Lumbung Pangan Nasional, Berhasilkah atau Kembali Mengulang Kegagalan?

 


(Ilustrasi/Naufal-www.dapurpena.com)


Oleh : Lisa Ariani


Pandemi covid-19 belum menunjukkan tanda-tanda mereda. Jangankan mereda, setiap hari kasus positif terus meningkat. Negara-negara maju nan adidaya pun belum ada yang mampu meredakannya. Ancaman demi ancaman kini menghantui dunia. Mulai dari ancaman resesi ekonomi hingga ancaman krisis pangan global.

Pandemi Covid-19 bisa menambah jumlah orang kelaparan hingga dua kali lipat, menurut program pangan Dunia PBB. Kepala Ekonomi dan Asisten Direktur Departemen Ekonomi dan Pembangunan Sosial Badan Pangan dan Pertanian Dunia atau FAO , Maximo Torero Cullen, mengingatkan penerapan karantina wilayah atau lockdown untuk memerangi virus corona bisa membuat dunia krisis pangan.

Direktur Eksekutif WFP David Beasley juga mengingatkan potensi terjadi bencana kemanusiaan yang parah. "Kita sedang berada di tepi jurang pandemi kelaparan," kata Beasley dalam video conference dengan Dewan Keamanan PBB, Selasa (21/4), seperti dilansir dari AFP. (cnnindonesia.com)

Merespon hal tersebut Presiden Joko Widodo (Jokowi) langsung memperingatkan para menteri Kabinet Indonesia Maju akan ancaman krisis pangan dunia di tengah pandemi virus Corona (COVID-19) seperti yang diprediksi oleh Food and Agriculture Organization (FAO). Presiden Joko Widodo juga menunjuk Menteri Pertahanan, Prabowo Subianto untuk memimpin program Lumbung Pangan Nasional atau food estate.

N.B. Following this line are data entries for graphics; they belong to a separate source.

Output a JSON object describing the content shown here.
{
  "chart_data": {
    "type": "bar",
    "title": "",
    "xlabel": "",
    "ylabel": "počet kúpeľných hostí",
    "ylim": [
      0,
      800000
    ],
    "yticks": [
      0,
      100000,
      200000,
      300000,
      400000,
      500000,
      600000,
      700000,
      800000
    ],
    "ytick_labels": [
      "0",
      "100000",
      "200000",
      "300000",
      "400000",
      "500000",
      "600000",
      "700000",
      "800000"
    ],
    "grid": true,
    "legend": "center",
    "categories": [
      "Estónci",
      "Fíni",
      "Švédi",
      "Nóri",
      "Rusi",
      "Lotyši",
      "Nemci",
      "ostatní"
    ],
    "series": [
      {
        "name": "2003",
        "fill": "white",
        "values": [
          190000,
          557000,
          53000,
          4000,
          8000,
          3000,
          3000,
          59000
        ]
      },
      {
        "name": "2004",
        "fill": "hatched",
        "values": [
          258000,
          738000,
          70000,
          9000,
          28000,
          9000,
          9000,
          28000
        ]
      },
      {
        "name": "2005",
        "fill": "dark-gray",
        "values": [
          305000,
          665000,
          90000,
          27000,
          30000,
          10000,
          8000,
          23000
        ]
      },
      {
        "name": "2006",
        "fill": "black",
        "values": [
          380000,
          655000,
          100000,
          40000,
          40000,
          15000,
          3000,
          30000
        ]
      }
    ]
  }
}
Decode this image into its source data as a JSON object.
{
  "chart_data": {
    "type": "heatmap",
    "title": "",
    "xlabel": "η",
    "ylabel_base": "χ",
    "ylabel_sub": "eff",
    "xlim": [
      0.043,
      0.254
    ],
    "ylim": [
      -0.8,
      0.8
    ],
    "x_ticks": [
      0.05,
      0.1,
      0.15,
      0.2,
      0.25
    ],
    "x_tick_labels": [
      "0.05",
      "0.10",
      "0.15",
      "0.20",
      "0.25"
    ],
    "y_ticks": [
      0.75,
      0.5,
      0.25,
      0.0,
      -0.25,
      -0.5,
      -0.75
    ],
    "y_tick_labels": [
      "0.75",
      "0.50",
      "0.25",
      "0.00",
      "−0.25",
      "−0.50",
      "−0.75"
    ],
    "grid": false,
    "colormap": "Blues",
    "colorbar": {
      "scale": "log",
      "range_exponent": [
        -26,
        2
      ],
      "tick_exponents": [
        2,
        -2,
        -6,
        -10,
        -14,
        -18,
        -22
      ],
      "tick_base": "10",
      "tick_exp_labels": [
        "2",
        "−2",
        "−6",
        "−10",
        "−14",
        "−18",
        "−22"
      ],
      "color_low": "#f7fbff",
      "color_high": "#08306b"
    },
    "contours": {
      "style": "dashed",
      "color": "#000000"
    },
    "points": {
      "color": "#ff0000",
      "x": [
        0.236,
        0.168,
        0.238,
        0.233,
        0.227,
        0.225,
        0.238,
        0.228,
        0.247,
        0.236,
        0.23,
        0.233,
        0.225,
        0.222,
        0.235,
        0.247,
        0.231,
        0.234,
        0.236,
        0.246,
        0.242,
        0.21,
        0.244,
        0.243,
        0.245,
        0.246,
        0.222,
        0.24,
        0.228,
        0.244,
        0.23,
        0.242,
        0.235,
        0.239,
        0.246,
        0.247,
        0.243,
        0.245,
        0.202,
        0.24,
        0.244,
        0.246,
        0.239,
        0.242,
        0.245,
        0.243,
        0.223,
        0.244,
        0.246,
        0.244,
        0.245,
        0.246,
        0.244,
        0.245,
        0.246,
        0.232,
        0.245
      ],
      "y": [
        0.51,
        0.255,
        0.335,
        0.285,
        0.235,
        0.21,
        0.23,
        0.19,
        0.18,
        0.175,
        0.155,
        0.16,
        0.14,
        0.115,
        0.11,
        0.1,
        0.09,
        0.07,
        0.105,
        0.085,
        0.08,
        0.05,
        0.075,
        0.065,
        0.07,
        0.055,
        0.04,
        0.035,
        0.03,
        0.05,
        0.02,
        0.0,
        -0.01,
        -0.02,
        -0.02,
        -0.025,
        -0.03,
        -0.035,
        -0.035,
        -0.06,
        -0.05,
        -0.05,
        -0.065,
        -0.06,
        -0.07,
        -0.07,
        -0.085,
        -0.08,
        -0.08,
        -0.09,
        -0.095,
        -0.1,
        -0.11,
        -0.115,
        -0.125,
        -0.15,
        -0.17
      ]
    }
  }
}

Namun, Program Lumbung Pangan Nasional banyak menuai kritik. Banyak pihak meragukan kesungguhan pemerintah dalam mengembangkan program Lumbung Pangan Nasional, mengingat bahwa pada periode presiden sebelumnya, sudah beberapa dilaksanakan progam Lumbung Pangan Nasional, namun selalu menuai kegagalan alias tidak ada yang berhasil.

Anggota Majelis Tinggi Partai Demokrat Syarief Hasan meminta pemerintah membuat kalkulasi dan pertimbangan matang terkait rencana program lumbung pangan nasional di Kalimantan Tengah. Sebab, menurut Syarief, beberapa tahun terakhir, pemerintah sudah beberapa kali melaksanakan program lumbung pangan nasional, tetapi tidak membuahkan hasil. (Kompas.com)

Selain itu, Menurut pengamat pertanian sekaligus Guru Besar Fakultas Pertanian Institut Pertanian Bogor (IPB) Dwi Andreas, rencana ini sudah pernah diinisiasikan mulai dari pemerintahan Presiden ke-2 RI, Soeharto, lalu juga di periode pemerintahan Presiden ke-6 RI Susilo Bambang Yudhoyono (SBY). Jokowi sendiri pun sudah pernah mewacanakan pembangunan lumbung padi (rice estate) di Merauke yang hingga kini tak terealisasi. Dengan pengalaman tersebut, ia mengatakan proyek lumbung pangan selalu berujung pada kegagalan. Tak jauh berbeda, pengamat pertanian dari Institute for Development of Economics and Finance (INDEF) Rusli Abdullah juga meminta pemerintah mempertimbangkan wacana pembangunan lumbung pangan di Kalteng tersebut. Menurut Rusli, Food estate memang bagus, namun perlu dipertimbangkan lebih matang lagi. Jangan sampai gagal seperti di Merauke, yang sampai saat ini tak terdengar lagi kabarnya. (finance.detik.com)

Pangan merupakan kebutuhan dasar rakyat yang harus ditanggung dan dipenuhi oleh negara. Oleh karena itu negara seharusnya dapat melakukan beragam upaya untuk mewujudkan ketahanan pangan negara. Apalagi Indonesia, negeri dengan tanah yang subur nan kaya akan sumber daya alam. Yang kata lirik lagu “tongkat dan jala cukup menghidupinya” seharusnya bisa dimanfaatkan semaksimal mungkin.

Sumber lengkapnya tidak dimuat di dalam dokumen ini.